Les banques centrales sont prises au piège de leur laxisme monétaire

Publié le par Mory

SEPTEMBRE 2012

 

On sait que les banques centrales ont habitué les banques commerciales à refinancer les emprunts d’Etat et l’activité de crédit (indexée sur les taux longs) à des conditions monétaires avantageuses.

Les investisseurs du monde entier ont accumulé des “positions de transformation” aujourd’hui très profitables.

Regardez.

 

Les achats d’obligations américaines, du Royaume-Uni, allemandes ou françaises ont aujourd’hui un rendement à 10 ans compris entre 1,40% et 2,80%. Or, ils sont refinancés avec des capitaux indexés sur des taux courts voisins de zéro (sans parler des achats de dettes périphériques européennes au-dessus de 6%).

Ce mécanisme leur procure non seulement une marge de transformation positive mais surtout pour longtemps puisque les banques centrales ont déclaré qu’elles maintiendraient jusqu’à ce que nécessaire leur politique de taux courts proches de zéro — très explicitement par exemple en ce qui concerne la Fed jusqu’à la fin 2014.

Les banques centrales piégées
Les banques centrales ne peuvent plus se permettre de remonter leurs taux directeurs : des politiques monétaires restrictives (hausse des taux, retraits de liquidités, refus d’accepter certains collatéraux) provoqueraient une hausse du prix de l’argent à long terme.

On parle alors de repentification de la courbe des taux.
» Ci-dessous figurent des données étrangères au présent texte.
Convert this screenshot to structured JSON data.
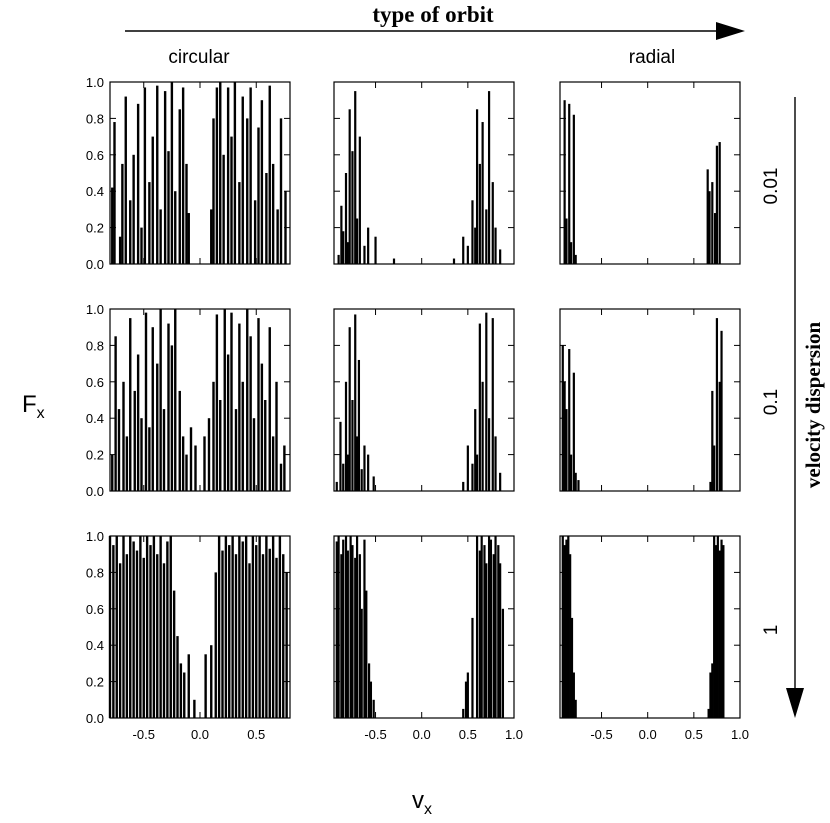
{
  "figure": {
    "top_title": "type of orbit",
    "right_title": "velocity dispersion",
    "ylabel": "F",
    "ylabel_sub": "x",
    "xlabel": "v",
    "xlabel_sub": "x",
    "column_labels": [
      "circular",
      "",
      "radial"
    ],
    "row_labels": [
      "0.01",
      "0.1",
      "1"
    ]
  },
  "chart_data": {
    "type": "bar",
    "grid": false,
    "ylim": [
      0,
      1
    ],
    "yticks": [
      "0.0",
      "0.2",
      "0.4",
      "0.6",
      "0.8",
      "1.0"
    ],
    "xlims": [
      [
        -0.8,
        0.8
      ],
      [
        -0.95,
        1.0
      ],
      [
        -0.95,
        1.0
      ]
    ],
    "xticks": [
      [
        "-0.5",
        "0.0",
        "0.5"
      ],
      [
        "-0.5",
        "0.0",
        "0.5",
        "1.0"
      ],
      [
        "-0.5",
        "0.0",
        "0.5",
        "1.0"
      ]
    ],
    "panels": [
      {
        "row": "0.01",
        "column": "circular",
        "x": [
          -0.78,
          -0.76,
          -0.71,
          -0.69,
          -0.66,
          -0.62,
          -0.59,
          -0.55,
          -0.52,
          -0.49,
          -0.45,
          -0.42,
          -0.38,
          -0.35,
          -0.31,
          -0.28,
          -0.25,
          -0.22,
          -0.18,
          -0.15,
          -0.12,
          -0.1,
          0.1,
          0.12,
          0.15,
          0.18,
          0.21,
          0.25,
          0.28,
          0.31,
          0.35,
          0.38,
          0.42,
          0.45,
          0.49,
          0.52,
          0.55,
          0.59,
          0.62,
          0.65,
          0.69,
          0.72,
          0.76
        ],
        "y": [
          0.42,
          0.78,
          0.15,
          0.55,
          0.92,
          0.35,
          0.6,
          0.88,
          0.2,
          0.97,
          0.45,
          0.7,
          0.98,
          0.3,
          0.95,
          0.62,
          1.0,
          0.4,
          0.85,
          0.97,
          0.55,
          0.28,
          0.3,
          0.8,
          0.97,
          1.0,
          0.6,
          0.97,
          0.7,
          1.0,
          0.45,
          0.92,
          0.8,
          0.97,
          0.35,
          0.75,
          0.9,
          0.5,
          0.98,
          0.55,
          0.3,
          0.8,
          0.4
        ]
      },
      {
        "row": "0.01",
        "column": "",
        "x": [
          -0.9,
          -0.87,
          -0.85,
          -0.82,
          -0.8,
          -0.78,
          -0.75,
          -0.72,
          -0.7,
          -0.67,
          -0.62,
          -0.58,
          -0.5,
          -0.3,
          0.35,
          0.45,
          0.5,
          0.55,
          0.58,
          0.6,
          0.63,
          0.66,
          0.7,
          0.73,
          0.77,
          0.8,
          0.85
        ],
        "y": [
          0.05,
          0.32,
          0.18,
          0.5,
          0.12,
          0.85,
          0.62,
          0.95,
          0.25,
          0.7,
          0.1,
          0.2,
          0.15,
          0.03,
          0.03,
          0.15,
          0.1,
          0.35,
          0.2,
          0.85,
          0.55,
          0.78,
          0.3,
          0.95,
          0.45,
          0.2,
          0.08
        ]
      },
      {
        "row": "0.01",
        "column": "radial",
        "x": [
          -0.9,
          -0.88,
          -0.85,
          -0.83,
          -0.8,
          -0.78,
          0.65,
          0.67,
          0.7,
          0.73,
          0.75,
          0.78
        ],
        "y": [
          0.9,
          0.25,
          0.88,
          0.12,
          0.82,
          0.05,
          0.52,
          0.4,
          0.45,
          0.28,
          0.65,
          0.67
        ]
      },
      {
        "row": "0.1",
        "column": "circular",
        "x": [
          -0.78,
          -0.75,
          -0.72,
          -0.68,
          -0.65,
          -0.62,
          -0.58,
          -0.55,
          -0.52,
          -0.48,
          -0.45,
          -0.42,
          -0.38,
          -0.35,
          -0.32,
          -0.28,
          -0.25,
          -0.22,
          -0.18,
          -0.15,
          -0.12,
          -0.08,
          -0.04,
          0.04,
          0.08,
          0.12,
          0.15,
          0.18,
          0.22,
          0.25,
          0.28,
          0.32,
          0.35,
          0.38,
          0.42,
          0.45,
          0.48,
          0.52,
          0.55,
          0.58,
          0.62,
          0.65,
          0.68,
          0.72,
          0.75
        ],
        "y": [
          0.2,
          0.85,
          0.45,
          0.6,
          0.3,
          0.95,
          0.55,
          0.75,
          0.4,
          0.98,
          0.35,
          0.9,
          0.7,
          1.0,
          0.45,
          0.92,
          0.8,
          1.0,
          0.55,
          0.3,
          0.2,
          0.35,
          0.25,
          0.3,
          0.4,
          0.6,
          0.97,
          0.5,
          1.0,
          0.75,
          0.98,
          0.45,
          0.92,
          0.6,
          1.0,
          0.85,
          0.4,
          0.95,
          0.7,
          0.5,
          0.9,
          0.3,
          0.6,
          0.15,
          0.25
        ]
      },
      {
        "row": "0.1",
        "column": "",
        "x": [
          -0.92,
          -0.88,
          -0.85,
          -0.82,
          -0.8,
          -0.78,
          -0.75,
          -0.72,
          -0.7,
          -0.68,
          -0.65,
          -0.62,
          -0.58,
          -0.52,
          0.45,
          0.5,
          0.55,
          0.58,
          0.6,
          0.63,
          0.66,
          0.7,
          0.73,
          0.77,
          0.8,
          0.85
        ],
        "y": [
          0.05,
          0.38,
          0.15,
          0.6,
          0.2,
          0.9,
          0.5,
          0.97,
          0.3,
          0.72,
          0.12,
          0.25,
          0.2,
          0.08,
          0.05,
          0.25,
          0.15,
          0.45,
          0.2,
          0.92,
          0.6,
          0.98,
          0.4,
          0.95,
          0.3,
          0.1
        ]
      },
      {
        "row": "0.1",
        "column": "radial",
        "x": [
          -0.92,
          -0.9,
          -0.88,
          -0.85,
          -0.83,
          -0.8,
          -0.78,
          -0.75,
          0.68,
          0.7,
          0.72,
          0.75,
          0.78,
          0.8
        ],
        "y": [
          0.8,
          0.6,
          0.45,
          0.78,
          0.2,
          0.65,
          0.1,
          0.06,
          0.05,
          0.55,
          0.25,
          0.95,
          0.6,
          0.88
        ]
      },
      {
        "row": "1",
        "column": "circular",
        "x": [
          -0.8,
          -0.77,
          -0.74,
          -0.71,
          -0.68,
          -0.65,
          -0.62,
          -0.59,
          -0.56,
          -0.53,
          -0.5,
          -0.47,
          -0.44,
          -0.41,
          -0.38,
          -0.35,
          -0.32,
          -0.29,
          -0.26,
          -0.23,
          -0.2,
          -0.17,
          -0.14,
          -0.1,
          -0.05,
          0.05,
          0.1,
          0.14,
          0.17,
          0.2,
          0.23,
          0.26,
          0.29,
          0.32,
          0.35,
          0.38,
          0.41,
          0.44,
          0.47,
          0.5,
          0.53,
          0.56,
          0.59,
          0.62,
          0.65,
          0.68,
          0.71,
          0.74,
          0.77
        ],
        "y": [
          1.0,
          0.95,
          1.0,
          0.85,
          1.0,
          0.9,
          1.0,
          0.97,
          0.92,
          1.0,
          0.88,
          1.0,
          0.95,
          1.0,
          0.9,
          1.0,
          0.85,
          0.97,
          1.0,
          0.7,
          0.45,
          0.3,
          0.25,
          0.35,
          0.1,
          0.35,
          0.4,
          0.8,
          1.0,
          0.92,
          1.0,
          0.95,
          1.0,
          0.9,
          1.0,
          0.97,
          1.0,
          0.85,
          1.0,
          0.95,
          1.0,
          0.9,
          1.0,
          0.93,
          1.0,
          0.88,
          1.0,
          0.9,
          0.8
        ]
      },
      {
        "row": "1",
        "column": "",
        "x": [
          -0.92,
          -0.9,
          -0.87,
          -0.85,
          -0.82,
          -0.8,
          -0.77,
          -0.75,
          -0.72,
          -0.7,
          -0.67,
          -0.65,
          -0.62,
          -0.6,
          -0.57,
          -0.55,
          -0.52,
          0.45,
          0.48,
          0.5,
          0.55,
          0.6,
          0.63,
          0.65,
          0.68,
          0.7,
          0.73,
          0.75,
          0.78,
          0.8,
          0.83,
          0.85,
          0.88
        ],
        "y": [
          0.97,
          1.0,
          0.9,
          0.98,
          1.0,
          0.92,
          1.0,
          0.95,
          0.88,
          1.0,
          0.9,
          0.6,
          0.98,
          0.7,
          0.3,
          0.2,
          0.1,
          0.05,
          0.2,
          0.25,
          0.55,
          1.0,
          0.92,
          1.0,
          0.95,
          0.85,
          1.0,
          0.98,
          0.9,
          1.0,
          0.95,
          0.85,
          0.6
        ]
      },
      {
        "row": "1",
        "column": "radial",
        "x": [
          -0.92,
          -0.9,
          -0.88,
          -0.86,
          -0.84,
          -0.82,
          -0.8,
          -0.78,
          0.66,
          0.68,
          0.7,
          0.72,
          0.74,
          0.76,
          0.78,
          0.8,
          0.82
        ],
        "y": [
          1.0,
          0.95,
          0.98,
          1.0,
          0.9,
          0.55,
          0.25,
          0.1,
          0.05,
          0.25,
          0.3,
          1.0,
          0.95,
          1.0,
          0.92,
          0.98,
          0.95
        ]
      }
    ]
  }
}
Il en résulterait une remontée des taux des emprunts d’Etat et donc une forte dévalorisation des portefeuilles obligataires des établissements financiers.

Théoriquement, ces moins-values n’apparaîtront pas directement dans les bilans car les obligations d’Etat sont censées être conservées jusqu’à maturité (sauf à imaginer des restructurations de dettes d’un Etat jugé aujourd’hui de bonne qualité — or ce n’est plus de la finance-fiction).

Cependant, même si ces moins-values latentes ne toucheraient pas directement le compte de résultat des banques en normes comptables IFRS (elles seraient impactées sur les capitaux propres), cette situation fragiliserait leur solvabilité réelle, déjà mise à mal par les nombreuses dépréciations d’actifs que le système bancaire a eu à gérer depuis quatre ans. Si, si, rappelez-vous : subprime, souverains périphériques…

Cependant l’idée selon laquelle une Banque centrale ne peut plus faire machine arrière en durcissant sa politique monétaire est excessivement dangereuse et perverse pour le système bancaire lui-même. Il installe la profession dans une sorte de gestion de bilan passive.

Si l’on s’en tient à l’exemple de la BCE, certes, elle ne peut brutalement mettre un terme à sa politique monétaire accommodante. Et il est vrai que, comme la plupart des grandes banques centrales, elle serait dans l’incapacité de remonter ses taux directeurs et de durcir sa politique monétaire si les conditions économiques l’exigeaient.

Car toute orientation, même modérée, en ce sens créerait les conditions d’un krach obligataire mondial, avec l’insolvabilité des Etats de la Zone euro en situation de crise de liquidité et, partant, la faillite de systèmes bancaires nationaux.

 

Mais il faudra que cela change !

 

Cela ne veut pas dire pour autant que — contrairement à ce que les marchés ou nombre d’économistes l’anticipent naïvement — le statu quo actuel soit éternel.

Mais pour moi, il est inimaginable qu’une Banque centrale soit condamnée à choisir entre une politique monétaire “éternellement” accommodante et un risque de krach obligataire et de crise systémique bancaire ! Afin d’assainir le système économique et financier, une Banque centrale ne doit pas installer le hasard moral systématique. Or aujourd’hui :

  • les banques sont toujours plus déresponsabilisées –à quoi bon s’inquiéter puisque la BCE sera le prêteur en dernier ressort et en quantité illimitée ?
  • les Etats sont déresponsabilisés (encore plus les gouvernements dans leur gestion des deniers publics) — à quoi bon mener des politiques d’austérité impopulaires puisque la BCE sera le prêteur en dernier ressort et en quantité illimitée ?

Cet état de fait ne peut durer.

On doit donc anticiper que la Banque centrale sortira progressivement de sa politique d’argent gratuit et combattra l’aléa moral. Ce n’est peut-être pas avant 2015-2017, car on comprend bien que c’est compliqué étant donné l’addiction aux mesures non conventionnelles.

Et c’est selon nous le temps qu’il faut pour que les établissements bancaires assainissent “totalement” leur bilans (sécurisation de la liquidité), gèrent quelques risques systémiques potentiels et s’adaptent aux évolutions réglementaires Bâle III.